Le Regroupement Gelamain Québec a donc décidé la semaine dernière de produire près de 25 000 litres de désinfectant à mains sous différents formats. Ils seront distribués gratuitement dans le réseau de la santé et à certains services essentiels. Le regroupement espère par la suite augmenter sa production pour pouvoir aussi en offrir aux fournisseurs et aux distributeurs de l’industrie agroalimentaire.
Breuvages Trybec (Cowansville), la Distillerie 3 Lacs (Valleyfield), la distillerie La Chaufferie (Granby), la distillerie Cirka (Montréal), la distillerie Fils du Roy (Saint-Arsène) et la distillerie Vice & Vertu (Québec) sont les premiers producteurs à avoir embarqué dans le projet. D’autres microdistilleries de l’Association des microdistilleries du Québec ont déjà démontré leur intérêt.
Annabelle Caillou
Don de masques
Étant donné que les masques se font de plus en plus rares, des particuliers et des entreprises se mobilisent pour donner leurs surplus au réseau de la santé.
« À tous mes contacts dans le domaine de la santé, ce n’est pas grand-chose, mais j’ai quatre boîtes de masques que je pourrais livrer à une clinique dans le besoin », a écrit Nadine Bouchard sur sa page Facebook.
En trente minutes à peine, la propriétaire d’un salon d’esthétique de Brossard a trouvé preneur : une clinique médicale et un organisme à but non lucratif qui fait des interventions à domicile pour les personnes avec des problèmes de santé mentale.
Avant de mettre son message sur Facebook, Nadine Bouchard a songé à contacter le ministère de la Santé pour offrir ses masques, mais elle ne pensait pas qu’ils prendraient la peine de lui répondre « uniquement pour quatre boîtes », explique-t-elle.

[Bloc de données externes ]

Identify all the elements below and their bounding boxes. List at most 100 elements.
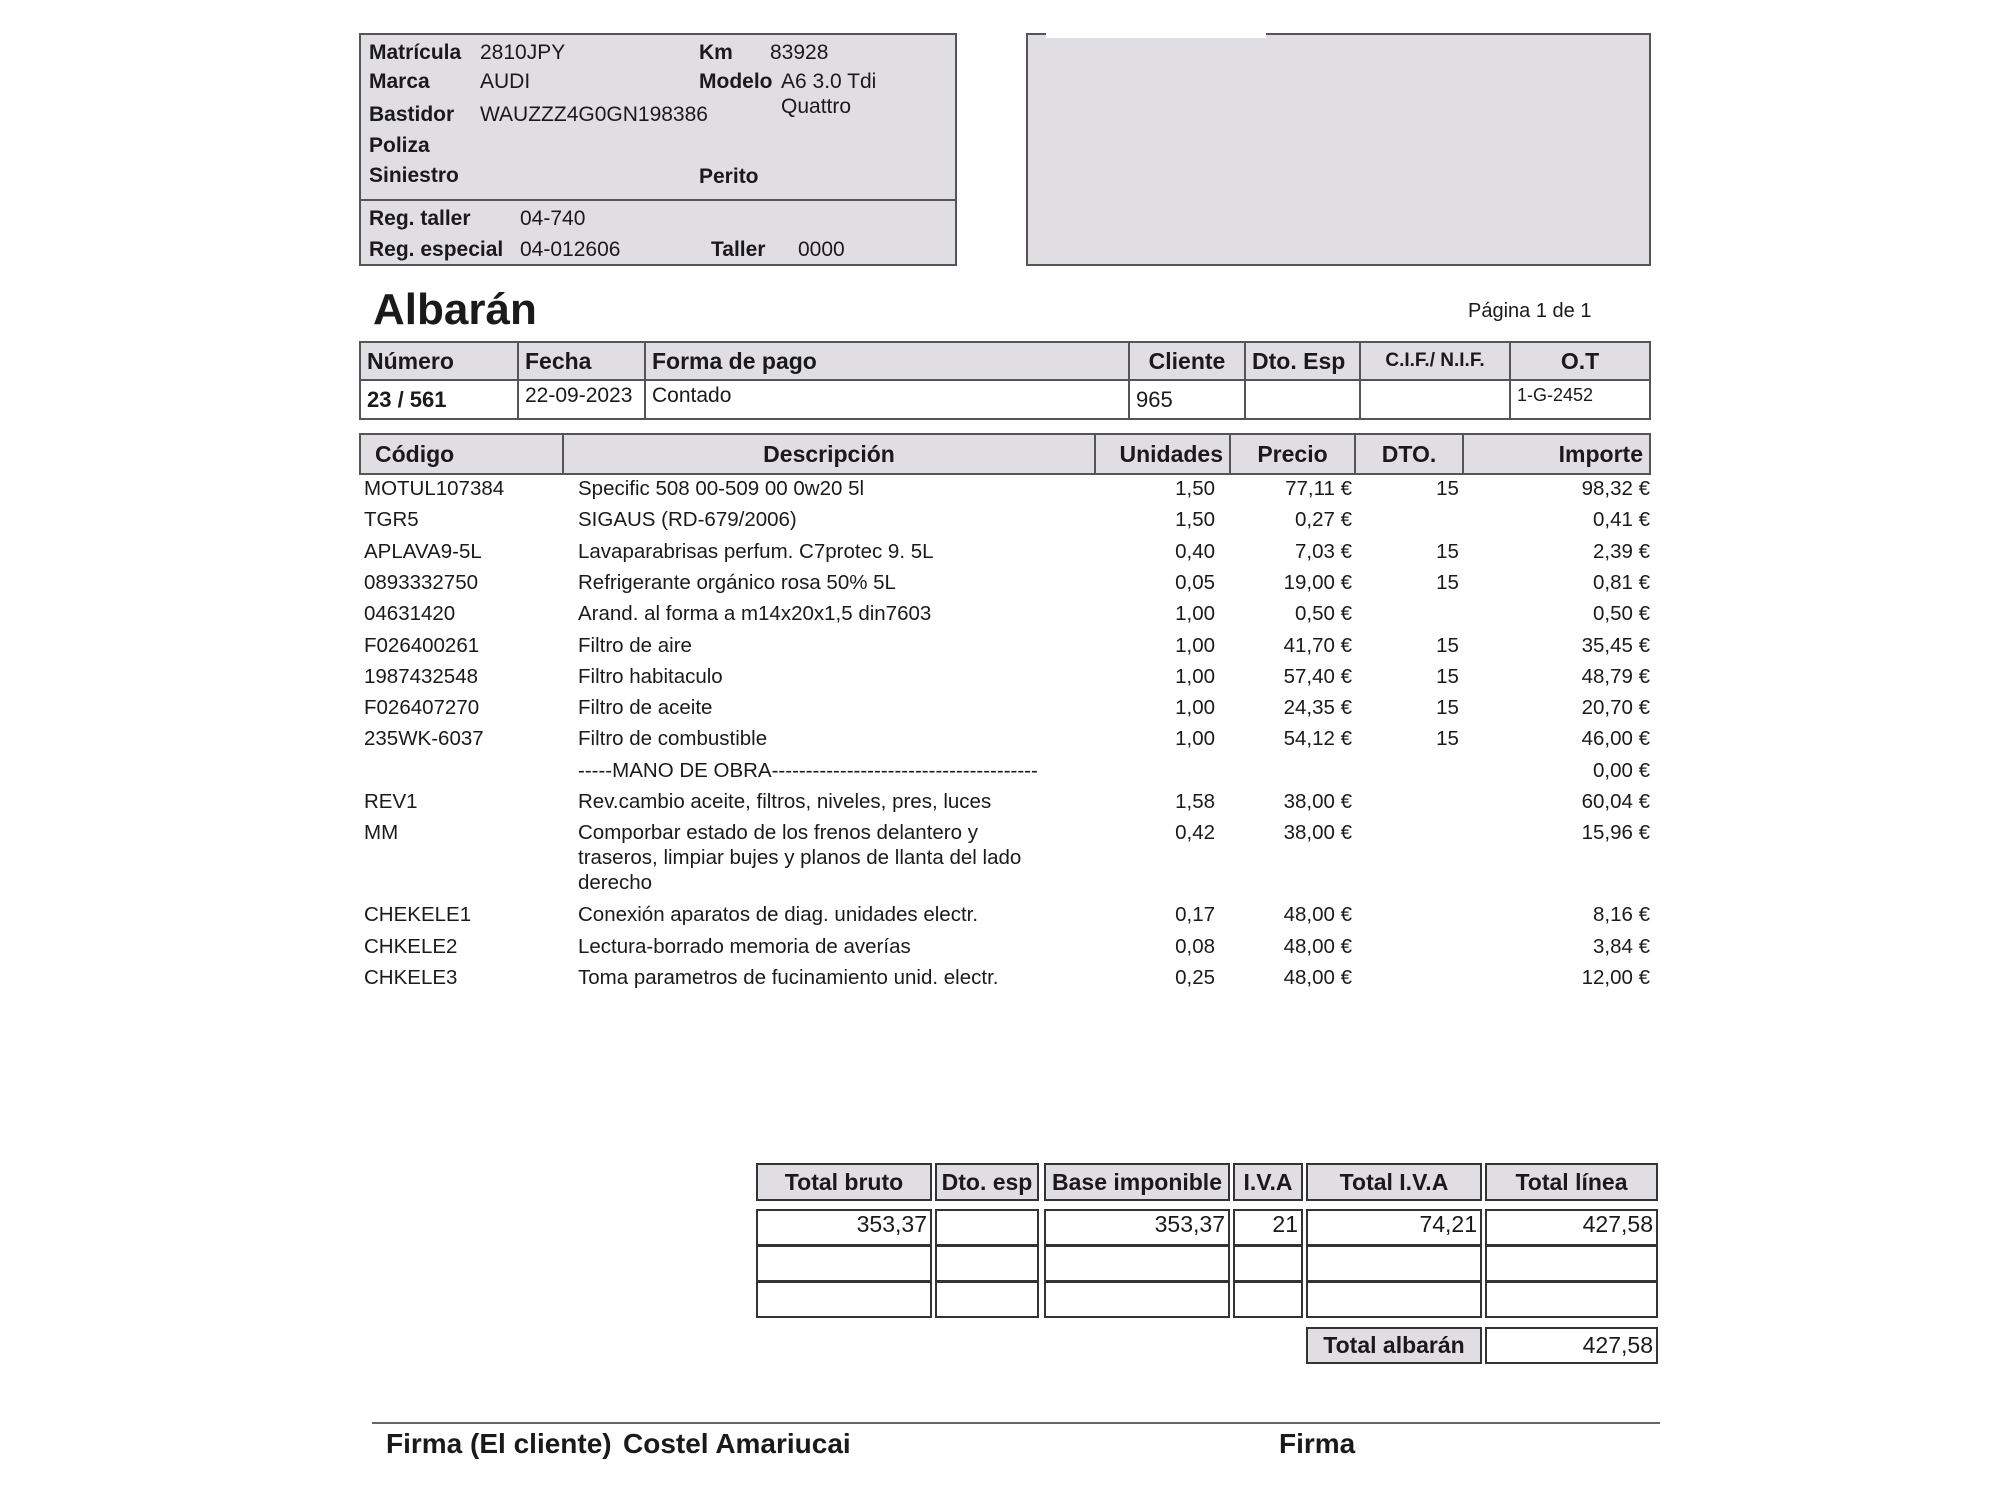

Ils sont plusieurs comme Mme Bouchard à ne pas oser contacter le ministère pour des quantités qui semblent dérisoires en comparaison des besoins qui sont immenses, constate Philippe Tremblay, président de la compagnie québécoise Vertdure, spécialisée dans le traitement de pelouse.
C’est pourquoi l’entrepreneur a eu l’idée d’utiliser les camions et les points de service de sa compagnie pour faire la collecte de tous les masques disponibles au Québec. En quelques jours à peine, des centaines de compagnies ont répondu à l’appel, et plus de 20 000 masques ont déjà été amassés.
De grandes compagnies se mettent aussi de la partie. Desjardins a annoncé jeudi avoir fait don de 60 000 masques de protection au gouvernement du Québec. « Desjardins avait fait l’acquisition de ce matériel il y a quelques mois à la suite de la révision de son plan de continuité en cas de pandémie », a expliqué l’entreprise dans un communiqué.
Jessica Nadeau
6. Recherche
La course aux respirateurs artificiels
Un professeur de l’Université Queen’s, en Ontario, Arthur McDonald, travaille présentement à mettre au point un respirateur artificiel 100 % canadien destiné à la production de masse. Pour ce faire, l’appareil doit être composé d’un minimum de pièces facilement accessibles sur le marché canadien, et il doit être parfaitement fonctionnel.
Le Dr McDonald, l’un des trois lauréats du prix Nobel de physique en 2015, n’est évidemment pas seul dans sa tâche. Il est épaulé par des chercheurs de l’accélérateur de particules TRIUMF, à Vancouver, et des laboratoires nucléaires canadiens de Chalk River, en Ontario.
Les équipes du Dr McDonald s’inspirent des travaux de l’équipe de Cristiano Galbiati, un professeur de Princeton qui travaille présentement à Milan, où le coronavirus frappe durement. Il a conçu un prototype, qui fait l’objet d’une série de tests actuellement. Si les résultats sont concluants, le Dr Galbiati s’est engagé à diffuser rapidement les plans de l’appareil au bénéfice du monde entier.
Plus près de nous, la firme montréalaise CAE, surtout connue pour fabriquer des simulateurs de vol, a déjà mis au point un respirateur artificiel. Elle a développé l’appareil en 11 jours, avec une équipe de 12 personnes. Il faut dire que l’entreprise commercialise déjà des appareils médicaux destinés à la formation du personnel soignant. Pour l’instant, CAE attend le feu vert de Santé Canada pour commercialiser son produit, directement depuis ses installations montréalaises.